Hearings on H. R. 16136, 65th Cong. 3d sess., Feb. 13 and 14, 1919.
Furthermore, we think the reasoning of Murdock v. Ward, supra, and of other cases cited heretofore, provides substantial authority for the respondent's view. The wording of section 4 of the 1919 Victory Liberty Loan Act is substantially the same as the language of the Act of July 14, 1870, which received construction by the Supreme Court in Murdock v. Ward, supra. Petitioner relies upon Farmer's Loan & Trust Co. v.

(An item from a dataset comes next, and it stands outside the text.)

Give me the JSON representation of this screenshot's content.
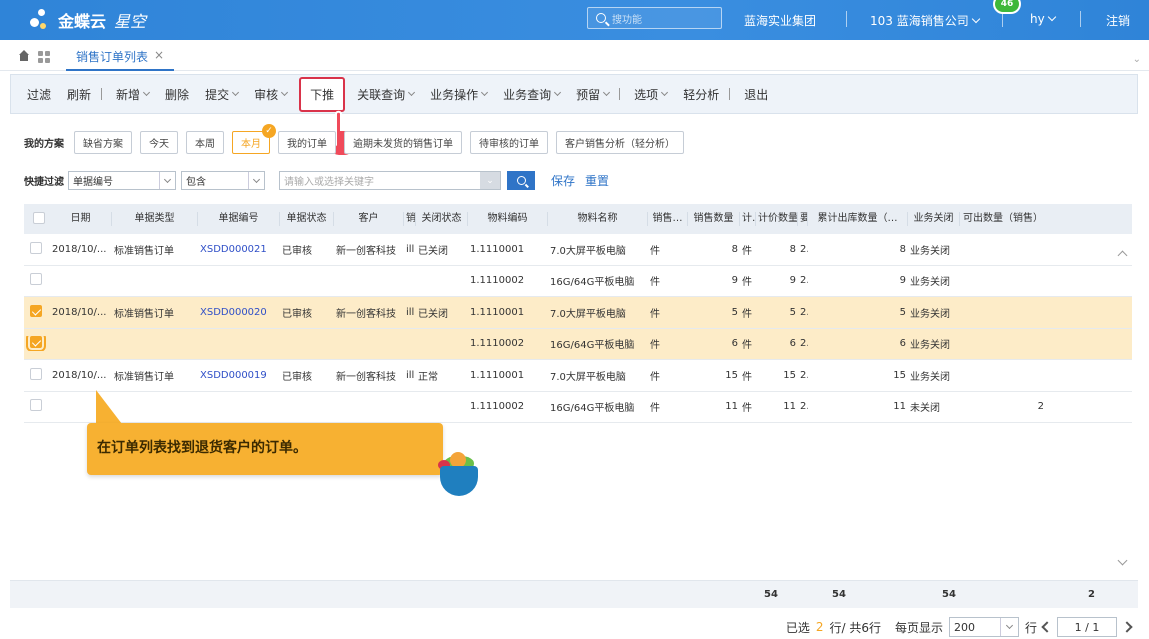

Bowers (1927), 22 Fed. (2d) 464, but we are unable to arrive at the same conclusion as the District Court did in that case, in view of the rationale of the above cited cases and the subsequently promulgated regulation.
It is held that the United States Treasury bonds which were issued after March 1, 1941, in the face amount of $75,000, plus accrued interest, and which were located in the United States, are includible in the gross estate of the decedent.
Issue 2.— Petitioner's contention that it is entitled to deduction for counsel fees and other administration expenses, despite the admitted failure to comply with section 861(b) of the Internal Revenue Code,
must be rejected, on the record in this case, on the authority of Rodiek v. Helvering, 87 Fed.(2d) 328, 332, affirming 33 B.T.A. 1020, 1043. This is because, under section 861(a), the deductions allowed the estate of a nonresident, not a citizen, are allowed only in the proportion that the assets within the United States bear to the entire gross estate, wherever situated. See Regulations 105, section 81.52 and 81.68(b). Petitioner offered no evidence whatsoever in support of its claim for the deductions. The question presented requires proof of matters other than amounts expended for counsel fees and administration expenses in connection with the property of the decedent located within the United States. Such evidence must be presented at the trial of the case. Respondent did not agree at the trial to make any stipulation on the matter under Rule 50.
SEC. 861. NET ESTATE.(b) CONDITION OF ALLOWANCE OF DEDUCTIONS.— No deduction shall be allowed in the case of a nonresident not a citizen of the United States unless the executor includes in the return required to be filed under section 864 the value at the time of his death of that part of the gross estate of such nonresident not situated in the United States.
Reviewed by the Court.
Decision will be entered under Rule 50.